Just 15 minutes of running per day is enough to significantly reduce depression risk, a genetic analysis concludes.
Alternatively, around one hour of moderate activity will do the same job.
However, any activity at all — including housework and gardening — is better than none for reducing depression risk.
The conclusions come from a genetic analysis of almost half a million people.
Dr Karmel Choi, the study’s first author, explained the key result:
“On average, doing more physical activity appears to protect against developing depression.
Any activity appears to be better than none; our rough calculations suggest that replacing sitting with 15 minutes of a heart-pumping activity like running, or with an hour of moderately vigorous activity, is enough to produce the average increase in accelerometer data that was linked to a lower depression risk.”
While more exercise has frequently been linked to lower depression risk, it is hard to determine cause and effect.

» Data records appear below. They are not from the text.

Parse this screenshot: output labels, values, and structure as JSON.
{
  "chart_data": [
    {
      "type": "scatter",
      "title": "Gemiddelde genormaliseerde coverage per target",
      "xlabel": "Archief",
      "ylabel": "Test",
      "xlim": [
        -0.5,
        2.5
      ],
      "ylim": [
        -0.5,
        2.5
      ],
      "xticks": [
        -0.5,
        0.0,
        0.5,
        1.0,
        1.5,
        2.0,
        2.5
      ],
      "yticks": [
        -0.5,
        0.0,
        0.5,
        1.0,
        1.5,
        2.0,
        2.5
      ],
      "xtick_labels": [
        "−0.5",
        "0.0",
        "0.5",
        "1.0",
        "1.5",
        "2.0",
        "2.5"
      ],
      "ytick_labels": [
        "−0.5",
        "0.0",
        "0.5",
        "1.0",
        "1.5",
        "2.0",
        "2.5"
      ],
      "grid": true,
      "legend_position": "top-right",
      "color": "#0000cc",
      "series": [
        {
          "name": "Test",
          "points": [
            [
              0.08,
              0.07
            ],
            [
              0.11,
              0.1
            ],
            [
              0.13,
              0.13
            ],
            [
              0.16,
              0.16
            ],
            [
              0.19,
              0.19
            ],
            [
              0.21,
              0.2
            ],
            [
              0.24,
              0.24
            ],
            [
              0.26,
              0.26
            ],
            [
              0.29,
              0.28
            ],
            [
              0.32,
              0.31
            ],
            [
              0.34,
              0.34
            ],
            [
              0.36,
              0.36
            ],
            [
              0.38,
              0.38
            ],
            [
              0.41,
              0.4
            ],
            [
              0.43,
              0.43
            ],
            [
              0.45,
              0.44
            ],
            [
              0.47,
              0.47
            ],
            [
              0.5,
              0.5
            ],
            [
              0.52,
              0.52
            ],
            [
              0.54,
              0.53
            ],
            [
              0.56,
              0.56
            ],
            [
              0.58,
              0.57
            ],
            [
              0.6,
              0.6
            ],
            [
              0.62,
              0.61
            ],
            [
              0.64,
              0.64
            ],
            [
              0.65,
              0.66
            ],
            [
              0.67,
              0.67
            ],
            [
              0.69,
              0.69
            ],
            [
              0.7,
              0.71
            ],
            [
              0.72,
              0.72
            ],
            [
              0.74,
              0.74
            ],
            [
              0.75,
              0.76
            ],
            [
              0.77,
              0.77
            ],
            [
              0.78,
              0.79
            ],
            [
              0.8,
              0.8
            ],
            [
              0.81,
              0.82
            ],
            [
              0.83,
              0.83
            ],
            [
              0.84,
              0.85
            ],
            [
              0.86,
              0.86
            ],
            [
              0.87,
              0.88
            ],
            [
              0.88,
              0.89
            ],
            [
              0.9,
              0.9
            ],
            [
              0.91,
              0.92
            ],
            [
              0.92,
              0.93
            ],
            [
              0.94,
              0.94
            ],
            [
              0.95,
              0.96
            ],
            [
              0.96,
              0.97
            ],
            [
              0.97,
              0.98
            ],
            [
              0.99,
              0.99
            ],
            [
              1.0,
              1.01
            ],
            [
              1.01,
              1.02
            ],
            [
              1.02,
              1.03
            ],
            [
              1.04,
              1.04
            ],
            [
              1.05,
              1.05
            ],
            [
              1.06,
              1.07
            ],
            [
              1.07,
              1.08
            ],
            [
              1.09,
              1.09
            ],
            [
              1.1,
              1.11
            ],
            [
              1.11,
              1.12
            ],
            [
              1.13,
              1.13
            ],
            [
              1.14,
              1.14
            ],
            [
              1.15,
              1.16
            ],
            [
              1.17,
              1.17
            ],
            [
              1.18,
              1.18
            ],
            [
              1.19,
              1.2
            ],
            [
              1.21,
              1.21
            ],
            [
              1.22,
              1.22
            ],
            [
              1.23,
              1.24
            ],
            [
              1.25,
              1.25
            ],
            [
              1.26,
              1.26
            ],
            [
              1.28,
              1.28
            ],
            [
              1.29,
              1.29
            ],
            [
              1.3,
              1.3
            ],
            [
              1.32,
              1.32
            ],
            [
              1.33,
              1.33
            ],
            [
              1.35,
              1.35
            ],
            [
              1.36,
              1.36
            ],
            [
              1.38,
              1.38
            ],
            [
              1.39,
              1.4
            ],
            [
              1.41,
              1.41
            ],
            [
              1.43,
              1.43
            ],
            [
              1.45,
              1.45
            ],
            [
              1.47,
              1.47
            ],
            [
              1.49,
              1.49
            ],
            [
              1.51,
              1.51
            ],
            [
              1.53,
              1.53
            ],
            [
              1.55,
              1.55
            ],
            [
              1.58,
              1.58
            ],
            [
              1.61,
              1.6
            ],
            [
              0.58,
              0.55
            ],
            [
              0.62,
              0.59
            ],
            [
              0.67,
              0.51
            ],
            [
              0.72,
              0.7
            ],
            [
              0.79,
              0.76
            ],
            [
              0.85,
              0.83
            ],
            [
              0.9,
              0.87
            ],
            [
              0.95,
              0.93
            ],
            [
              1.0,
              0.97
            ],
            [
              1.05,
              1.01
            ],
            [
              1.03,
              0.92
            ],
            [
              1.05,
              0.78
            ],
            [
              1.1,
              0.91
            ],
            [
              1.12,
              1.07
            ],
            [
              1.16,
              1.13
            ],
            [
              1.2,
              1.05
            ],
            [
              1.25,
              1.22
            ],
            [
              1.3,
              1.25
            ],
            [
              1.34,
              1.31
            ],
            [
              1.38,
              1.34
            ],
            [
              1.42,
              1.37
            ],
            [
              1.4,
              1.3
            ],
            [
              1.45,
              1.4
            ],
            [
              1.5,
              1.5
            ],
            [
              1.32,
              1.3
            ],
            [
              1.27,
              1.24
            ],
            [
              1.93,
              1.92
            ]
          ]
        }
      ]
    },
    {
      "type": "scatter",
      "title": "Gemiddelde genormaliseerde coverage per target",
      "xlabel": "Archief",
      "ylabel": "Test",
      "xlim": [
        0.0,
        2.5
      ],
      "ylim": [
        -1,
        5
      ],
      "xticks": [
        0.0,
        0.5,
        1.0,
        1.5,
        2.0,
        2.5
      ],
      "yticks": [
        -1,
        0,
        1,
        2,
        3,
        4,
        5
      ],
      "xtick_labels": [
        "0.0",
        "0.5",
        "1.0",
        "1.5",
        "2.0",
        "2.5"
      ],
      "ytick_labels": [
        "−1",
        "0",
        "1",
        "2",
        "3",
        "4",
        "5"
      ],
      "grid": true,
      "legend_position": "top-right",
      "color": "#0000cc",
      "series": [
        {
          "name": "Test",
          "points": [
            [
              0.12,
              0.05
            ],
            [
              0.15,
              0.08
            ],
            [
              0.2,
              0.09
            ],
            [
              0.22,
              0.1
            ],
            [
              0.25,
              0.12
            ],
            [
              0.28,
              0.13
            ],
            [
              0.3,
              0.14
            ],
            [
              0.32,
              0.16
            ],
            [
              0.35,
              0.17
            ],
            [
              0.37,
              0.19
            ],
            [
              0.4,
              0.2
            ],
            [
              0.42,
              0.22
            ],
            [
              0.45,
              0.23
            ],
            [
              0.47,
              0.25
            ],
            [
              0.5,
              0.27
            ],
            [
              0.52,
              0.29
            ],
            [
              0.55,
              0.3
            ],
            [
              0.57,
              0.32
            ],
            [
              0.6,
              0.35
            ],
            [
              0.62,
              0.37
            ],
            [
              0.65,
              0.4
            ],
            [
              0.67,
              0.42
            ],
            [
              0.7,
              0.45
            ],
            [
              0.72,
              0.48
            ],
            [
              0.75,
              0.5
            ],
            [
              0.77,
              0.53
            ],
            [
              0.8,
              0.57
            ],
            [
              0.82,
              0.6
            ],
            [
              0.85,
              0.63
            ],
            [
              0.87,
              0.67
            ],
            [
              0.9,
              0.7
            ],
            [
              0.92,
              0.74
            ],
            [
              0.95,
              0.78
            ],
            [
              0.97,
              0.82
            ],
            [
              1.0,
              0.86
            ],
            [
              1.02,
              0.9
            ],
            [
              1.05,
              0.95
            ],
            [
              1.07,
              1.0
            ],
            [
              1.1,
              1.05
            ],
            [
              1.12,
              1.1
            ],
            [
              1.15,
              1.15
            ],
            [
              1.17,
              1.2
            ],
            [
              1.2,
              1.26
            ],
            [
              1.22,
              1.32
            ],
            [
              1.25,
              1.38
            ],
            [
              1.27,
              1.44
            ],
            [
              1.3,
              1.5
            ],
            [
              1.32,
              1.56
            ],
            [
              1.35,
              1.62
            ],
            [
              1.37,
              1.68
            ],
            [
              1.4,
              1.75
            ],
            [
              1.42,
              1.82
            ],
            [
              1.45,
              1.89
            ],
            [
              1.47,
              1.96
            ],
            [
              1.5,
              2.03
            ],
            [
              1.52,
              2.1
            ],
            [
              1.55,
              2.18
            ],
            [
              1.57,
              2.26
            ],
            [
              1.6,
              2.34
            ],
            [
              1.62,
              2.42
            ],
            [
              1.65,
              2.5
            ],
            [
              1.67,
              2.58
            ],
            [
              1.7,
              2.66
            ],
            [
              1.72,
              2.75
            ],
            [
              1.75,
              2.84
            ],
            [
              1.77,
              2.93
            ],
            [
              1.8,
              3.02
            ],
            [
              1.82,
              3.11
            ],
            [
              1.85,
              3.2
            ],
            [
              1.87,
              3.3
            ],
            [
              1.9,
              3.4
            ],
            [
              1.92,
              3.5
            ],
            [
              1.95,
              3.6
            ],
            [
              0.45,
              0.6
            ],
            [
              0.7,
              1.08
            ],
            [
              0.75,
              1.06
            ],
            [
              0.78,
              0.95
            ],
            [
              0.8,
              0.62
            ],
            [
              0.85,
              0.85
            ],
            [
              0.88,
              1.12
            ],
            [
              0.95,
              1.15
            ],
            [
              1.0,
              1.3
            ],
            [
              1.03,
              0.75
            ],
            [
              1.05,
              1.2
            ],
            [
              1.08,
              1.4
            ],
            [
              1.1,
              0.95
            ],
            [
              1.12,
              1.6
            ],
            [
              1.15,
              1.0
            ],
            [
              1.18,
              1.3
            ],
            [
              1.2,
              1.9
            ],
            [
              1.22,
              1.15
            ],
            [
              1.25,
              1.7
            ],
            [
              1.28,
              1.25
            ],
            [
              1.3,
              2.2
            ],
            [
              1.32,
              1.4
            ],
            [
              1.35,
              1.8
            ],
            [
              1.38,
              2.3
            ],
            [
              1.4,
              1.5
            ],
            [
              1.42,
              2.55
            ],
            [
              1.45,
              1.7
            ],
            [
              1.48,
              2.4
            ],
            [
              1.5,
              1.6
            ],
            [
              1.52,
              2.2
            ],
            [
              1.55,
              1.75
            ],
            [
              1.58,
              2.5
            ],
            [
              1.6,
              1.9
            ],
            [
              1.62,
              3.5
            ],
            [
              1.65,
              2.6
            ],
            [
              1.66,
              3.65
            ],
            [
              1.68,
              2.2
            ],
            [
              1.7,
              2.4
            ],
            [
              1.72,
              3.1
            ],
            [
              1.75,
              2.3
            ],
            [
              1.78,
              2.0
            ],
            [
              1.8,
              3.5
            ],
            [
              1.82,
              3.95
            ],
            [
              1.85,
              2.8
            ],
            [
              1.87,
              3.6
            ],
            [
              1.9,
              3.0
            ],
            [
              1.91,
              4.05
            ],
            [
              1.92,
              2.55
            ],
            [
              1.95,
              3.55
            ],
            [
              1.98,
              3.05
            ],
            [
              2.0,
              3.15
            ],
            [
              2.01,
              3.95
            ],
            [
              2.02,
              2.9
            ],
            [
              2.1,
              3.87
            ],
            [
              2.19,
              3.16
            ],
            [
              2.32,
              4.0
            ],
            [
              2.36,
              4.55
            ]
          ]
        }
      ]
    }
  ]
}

The difficulty is that people who are depressed may move around less.
So, does depression cause less exercise or is more exercise the cause of less depression?
To resolve this problem, the new study used a different method based on genetics.
Dr Karmel Choi, the study’s first author, said:
“Using genetic data, we found evidence that higher levels of physical activity may causally reduce risk for depression.
Knowing whether an associated factor actually causes an outcome is important, because we want to invest in preventive strategies that really work.”
The new conclusions are based on data from almost half-a-million people, 91,000 of whom wore wrist bands that measured their physical activity.
The study showed that exercise caused lower depression risk, but depression was not linked to less exercise.
Dr Choi and colleagues will now go on to look at who might benefit from exercise the most:
“We currently are looking at whether and how much physical activity can benefit different at-risk groups, such as people who are genetically vulnerable to depression or those going through stressful situations and hope to develop a better understanding of physical activity to promote resilience to depression.”
The study was published in the journal JAMA Psychiatry (Choi et al., 2018).